5) Buy a BPA-Free Water Bottle

BPA isn’t solely found in metal containers. You might also find that your reusable water bottle contains BPA, as well. Although most companies have long since removed BPA from their water bottles due to the health concerns, double-check that yours is BPA-free.

Even BPA-free water bottles can still contaminate your water with other harmful plastic toxins, so if at all possible, opt for glass water bottles instead. This way, you’ll know you and your family is only drinking pure, toxin-free water while you travel. And given how hard it is to travel with children, you’ll be glad to have one less thing to consider when planning a family vacation

6) Get Some Fresh Air, Go Glamping

If you’re worried about encountering potentially toxic elements while you’re on vacation, there’s one place where they can’t reach you: out in the fresh, open air. So instead of staying in a hotel in the middle of a major city, head outside and try glamping.

What is glamping, exactly? It’s basically a watered-down version of camping for those who love nature, but hate roughing it. There’s no digging of latrines, fishing for food or sleeping in a mosquito-infested tent involved.

When you glamp, you skip the tent and stay in a fully equipped cabin, RV or even a tiny house. It usually involves running water and electricity, including a hot shower and maybe even a full kitchen. With these modern elements, you’ll have a much easier time kicking back and relaxing in Mother Nature. Since sprawling forests and open meadows are right at your door, you can hang outside as much as you like without sacrificing the comforts of home. Plus, toxins won’t be able to reach you deep in the woods!

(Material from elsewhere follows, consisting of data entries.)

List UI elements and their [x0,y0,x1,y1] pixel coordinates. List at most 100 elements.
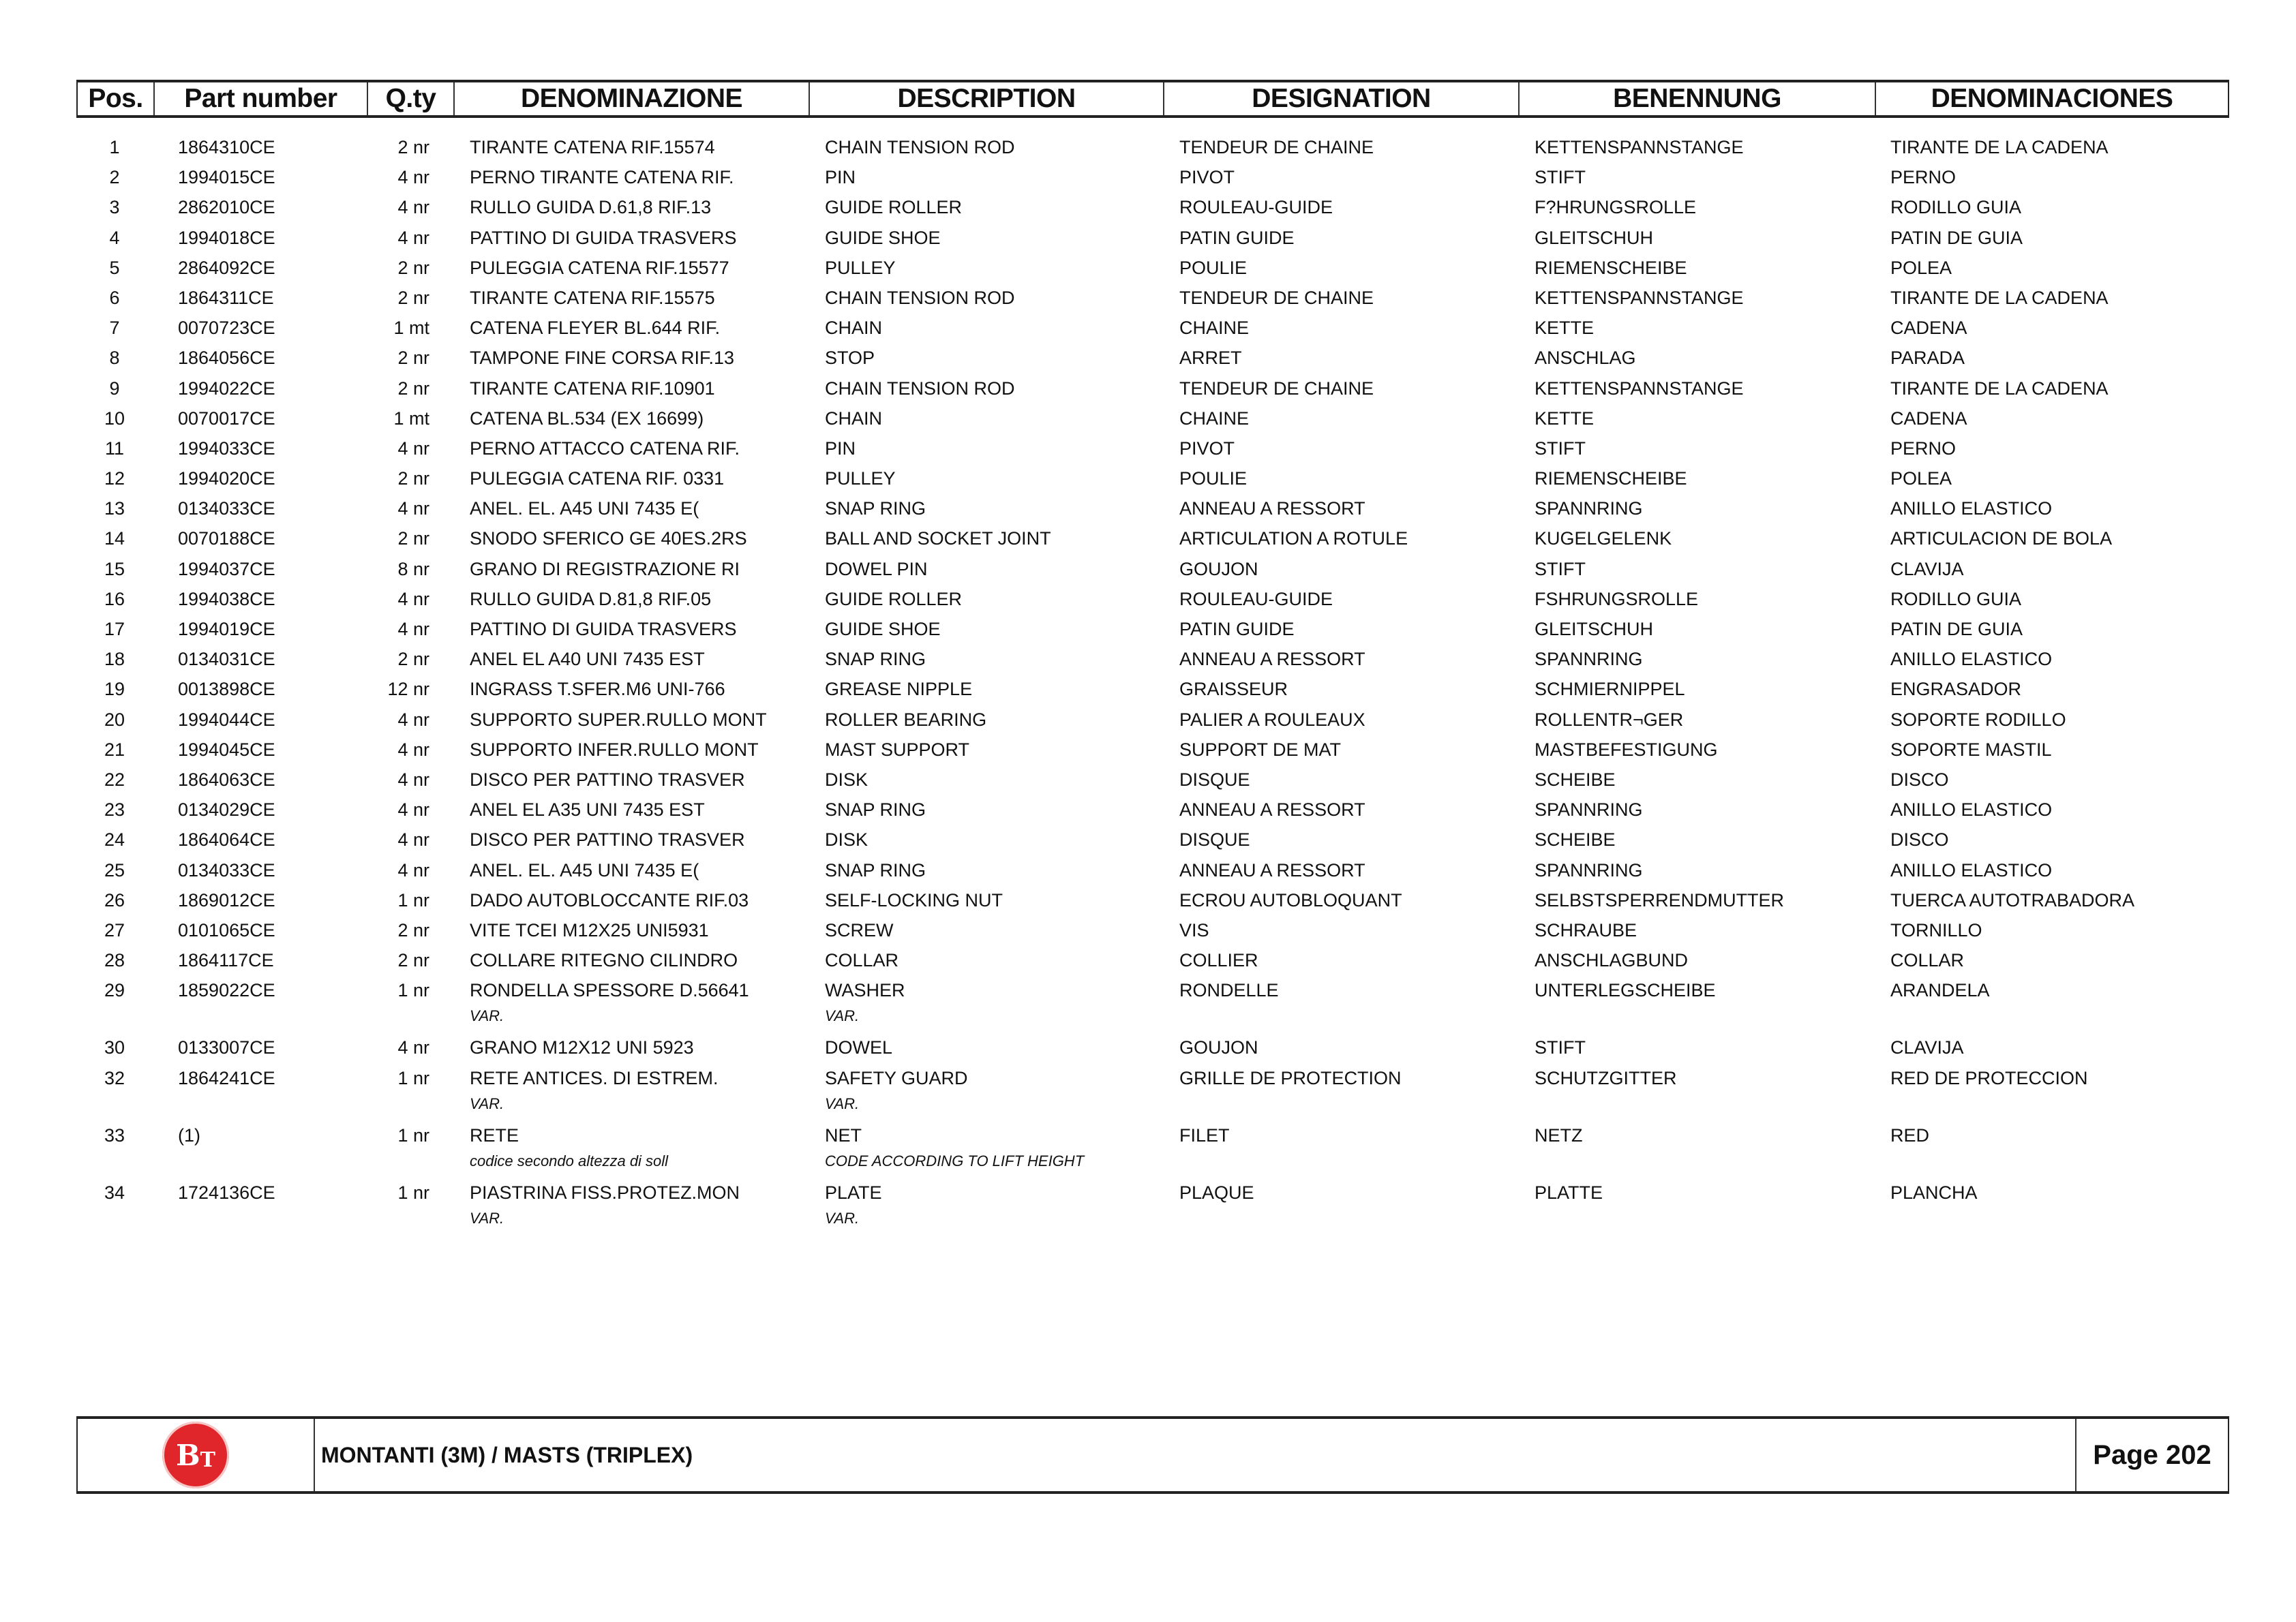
header-denominazione: DENOMINAZIONE [455,82,810,115]
cell-part-number: 1864063CE [178,769,275,790]
cell-denominaciones: PLANCHA [1890,1182,1978,1203]
cell-quantity: 4 nr [397,619,429,639]
cell-designation: POULIE [1179,257,1248,278]
cell-denominazione: INGRASS T.SFER.M6 UNI-766 [470,679,725,700]
cell-position: 15 [104,558,125,579]
cell-benennung: SELBSTSPERRENDMUTTER [1535,889,1785,911]
cell-description: DISK [825,829,868,851]
cell-position: 6 [109,287,120,308]
cell-denominazione: DISCO PER PATTINO TRASVER [470,769,745,790]
cell-designation: ROULEAU-GUIDE [1179,197,1333,218]
cell-denominazione: ANEL EL A40 UNI 7435 EST [470,649,705,670]
cell-description: SAFETY GUARD [825,1067,968,1088]
cell-position: 8 [109,348,120,369]
table-row: 6 1864311CE 2 nr TIRANTE CATENA RIF.15575 CH… [0,283,2296,313]
cell-benennung: PLATTE [1535,1182,1603,1203]
cell-designation: PATIN GUIDE [1179,619,1295,639]
cell-denominazione: RULLO GUIDA D.61,8 RIF.13 [470,197,712,218]
cell-designation: GRILLE DE PROTECTION [1179,1067,1402,1088]
cell-part-number: 0070188CE [178,528,275,549]
table-row: 1 1864310CE 2 nr TIRANTE CATENA RIF.15574 CH… [0,132,2296,162]
cell-benennung: KETTENSPANNSTANGE [1535,287,1744,308]
cell-description: PULLEY [825,257,896,278]
cell-quantity: 2 nr [397,528,429,549]
cell-position: 17 [104,619,125,639]
cell-designation: PALIER A ROULEAUX [1179,709,1365,730]
cell-position: 22 [104,769,125,790]
cell-description: PIN [825,167,856,188]
table-row: 16 1994038CE 4 nr RULLO GUIDA D.81,8 RIF.05… [0,584,2296,614]
cell-denominaciones: PERNO [1890,438,1957,459]
cell-denominazione: SUPPORTO SUPER.RULLO MONT [470,709,767,730]
cell-designation: COLLIER [1179,950,1258,971]
cell-quantity: 2 nr [397,468,429,489]
cell-designation: CHAINE [1179,408,1250,429]
cell-description: DOWEL PIN [825,558,928,579]
cell-description: STOP [825,348,875,369]
cell-denominaciones: RODILLO GUIA [1890,197,2022,218]
cell-benennung: KETTENSPANNSTANGE [1535,137,1744,157]
cell-description: PIN [825,438,856,459]
cell-benennung: SCHUTZGITTER [1535,1067,1677,1088]
table-row: 8 1864056CE 2 nr TAMPONE FINE CORSA RIF.13 S… [0,343,2296,373]
cell-benennung: ANSCHLAGBUND [1535,950,1689,971]
cell-quantity: 12 nr [387,679,429,700]
page-number: Page 202 [2075,1419,2228,1491]
cell-benennung: STIFT [1535,167,1586,188]
cell-part-number: 0134029CE [178,799,275,821]
cell-denominazione: TIRANTE CATENA RIF.15575 [470,287,715,308]
cell-denominaciones: ARANDELA [1890,980,1990,1001]
cell-benennung: KETTENSPANNSTANGE [1535,378,1744,399]
table-row: 15 1994037CE 8 nr GRANO DI REGISTRAZIONE RI… [0,554,2296,584]
table-row: 26 1869012CE 1 nr DADO AUTOBLOCCANTE RIF.03… [0,885,2296,915]
cell-benennung: SPANNRING [1535,859,1643,881]
table-row: 28 1864117CE 2 nr COLLARE RITEGNO CILINDRO C… [0,945,2296,975]
cell-note: VAR. [470,1095,504,1112]
cell-position: 2 [109,167,120,188]
cell-denominazione: SNODO SFERICO GE 40ES.2RS [470,528,747,549]
cell-benennung: RIEMENSCHEIBE [1535,257,1687,278]
cell-note: VAR. [470,1007,504,1025]
cell-description: COLLAR [825,950,899,971]
cell-denominazione: VITE TCEI M12X25 UNI5931 [470,919,709,940]
cell-quantity: 1 nr [397,889,429,911]
cell-quantity: 2 nr [397,919,429,940]
cell-benennung: KUGELGELENK [1535,528,1672,549]
cell-designation: ANNEAU A RESSORT [1179,859,1365,881]
table-row: 10 0070017CE 1 mt CATENA BL.534 (EX 16699) C… [0,403,2296,433]
cell-description: DOWEL [825,1037,893,1058]
cell-part-number: 1994015CE [178,167,275,188]
table-row: 11 1994033CE 4 nr PERNO ATTACCO CATENA RIF.… [0,433,2296,463]
cell-designation: ARRET [1179,348,1242,369]
cell-note: CODE ACCORDING TO LIFT HEIGHT [825,1152,1085,1169]
cell-denominazione: SUPPORTO INFER.RULLO MONT [470,739,759,760]
cell-part-number: 1994045CE [178,739,275,760]
cell-position: 14 [104,528,125,549]
cell-quantity: 2 nr [397,378,429,399]
cell-part-number: 2862010CE [178,197,275,218]
cell-part-number: 0134031CE [178,649,275,670]
cell-part-number: 0013898CE [178,679,275,700]
cell-benennung: SCHEIBE [1535,769,1616,790]
cell-denominaciones: PATIN DE GUIA [1890,227,2023,248]
cell-part-number: 1864117CE [178,950,274,971]
table-row-note: VAR. VAR. [0,1005,2296,1032]
cell-position: 7 [109,318,120,339]
cell-quantity: 4 nr [397,498,429,519]
cell-part-number: 1994037CE [178,558,275,579]
cell-position: 24 [104,829,125,851]
cell-benennung: SCHEIBE [1535,829,1616,851]
cell-description: CHAIN TENSION ROD [825,137,1015,157]
cell-description: PULLEY [825,468,896,489]
cell-part-number: 0070017CE [178,408,275,429]
cell-description: CHAIN [825,318,883,339]
cell-quantity: 2 nr [397,950,429,971]
cell-denominazione: RONDELLA SPESSORE D.56641 [470,980,749,1001]
cell-quantity: 8 nr [397,558,429,579]
cell-quantity: 4 nr [397,588,429,609]
cell-position: 12 [104,468,125,489]
cell-designation: GRAISSEUR [1179,679,1288,700]
cell-benennung: STIFT [1535,438,1586,459]
cell-quantity: 4 nr [397,739,429,760]
table-row: 22 1864063CE 4 nr DISCO PER PATTINO TRASVER… [0,765,2296,795]
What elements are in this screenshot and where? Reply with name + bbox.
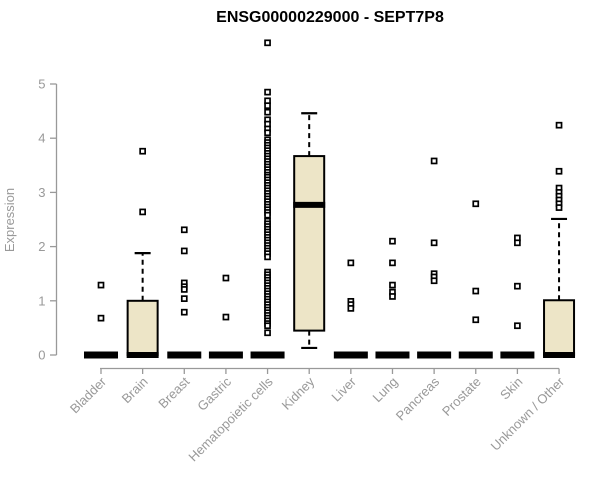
median-bar <box>84 351 118 359</box>
y-axis: 0 1 2 3 4 5 <box>38 77 58 363</box>
x-tick-label-liver: Liver <box>328 374 359 405</box>
box-group-pancreas <box>417 157 452 359</box>
median-line <box>126 352 159 358</box>
box <box>293 155 326 332</box>
median-line <box>543 352 576 358</box>
box <box>543 299 576 356</box>
median-bar <box>500 351 535 359</box>
median-line <box>293 201 326 208</box>
median-bar <box>417 351 452 359</box>
data-point <box>97 281 105 289</box>
data-point <box>264 253 271 261</box>
data-point <box>472 316 480 324</box>
x-tick-label-unknown-other: Unknown / Other <box>488 374 568 454</box>
y-tick-label: 2 <box>38 239 45 254</box>
data-point <box>222 274 230 282</box>
x-tick-label-lung: Lung <box>370 374 401 405</box>
data-point <box>264 108 271 116</box>
box-group-bladder <box>84 281 118 359</box>
data-point <box>472 200 480 208</box>
x-tick-label-brain: Brain <box>119 374 151 406</box>
box-group-breast <box>167 226 202 359</box>
data-point <box>180 286 188 293</box>
data-point <box>430 277 438 285</box>
data-point <box>430 239 438 247</box>
data-point <box>264 211 271 219</box>
box-group-kidney <box>293 112 326 350</box>
data-point <box>139 147 146 155</box>
data-point <box>514 239 521 247</box>
box <box>126 299 159 356</box>
median-bar <box>333 351 368 359</box>
data-point <box>139 208 146 216</box>
data-point <box>555 204 563 211</box>
y-tick-label: 4 <box>38 131 45 146</box>
box-group-hematopoietic-cells <box>250 39 285 359</box>
data-point <box>389 237 396 245</box>
box-group-skin <box>500 234 535 359</box>
y-tick-label: 3 <box>38 185 45 200</box>
median-bar <box>250 351 285 359</box>
y-tick-label: 5 <box>38 77 45 92</box>
box-group-liver <box>333 259 368 359</box>
data-point <box>264 88 271 96</box>
x-tick-label-breast: Breast <box>155 374 192 411</box>
data-point <box>97 314 105 322</box>
data-point <box>389 281 396 289</box>
median-bar <box>458 351 493 359</box>
data-point <box>264 329 271 337</box>
data-point <box>472 287 480 295</box>
data-point <box>264 129 271 137</box>
data-point <box>264 322 271 330</box>
data-point <box>347 259 355 267</box>
y-axis-title: Expression <box>2 188 17 252</box>
data-point <box>264 102 271 110</box>
box-group-gastric <box>208 274 243 359</box>
data-point <box>180 247 188 255</box>
box-group-prostate <box>458 200 493 359</box>
chart-title: ENSG00000229000 - SEPT7P8 <box>216 9 444 26</box>
box-group-lung <box>375 237 410 359</box>
box-group-unknown-other <box>543 121 576 358</box>
median-bar <box>167 351 202 359</box>
data-point <box>514 282 521 290</box>
y-tick-label: 0 <box>38 348 45 363</box>
data-point <box>180 295 188 302</box>
data-point <box>264 39 271 47</box>
x-tick-label-bladder: Bladder <box>67 374 110 417</box>
data-point <box>180 308 188 316</box>
data-point <box>222 313 230 321</box>
x-tick-label-pancreas: Pancreas <box>393 374 443 424</box>
x-tick-label-gastric: Gastric <box>194 374 234 414</box>
x-tick-label-skin: Skin <box>497 374 525 402</box>
data-point <box>347 305 355 312</box>
median-bar <box>375 351 410 359</box>
data-point <box>430 157 438 165</box>
data-point <box>555 167 563 175</box>
x-tick-label-kidney: Kidney <box>279 374 318 413</box>
y-tick-label: 1 <box>38 293 45 308</box>
data-point <box>555 121 563 129</box>
box-group-brain <box>126 147 159 358</box>
data-point <box>389 259 396 267</box>
x-tick-label-prostate: Prostate <box>439 374 484 419</box>
median-bar <box>208 351 243 359</box>
data-point <box>514 322 521 330</box>
data-point <box>180 226 188 234</box>
data-point <box>389 293 396 300</box>
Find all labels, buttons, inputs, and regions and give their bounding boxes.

 Do Your Due Diligence And You’ll Be Much Better Off!

With so many ways to combat toxins even when you’re on vacation, there’s no need to fret about the health effects of getting away for a week. As long as you think ahead and plan well, you’ll have no trouble avoiding the unhealthy aspects of travel. Simply do your due diligence when researching a destination, including air quality, and be as proactive as you can about packing food and drink for your day in the airport. The rest is up to the people who care for you over the course of your travels!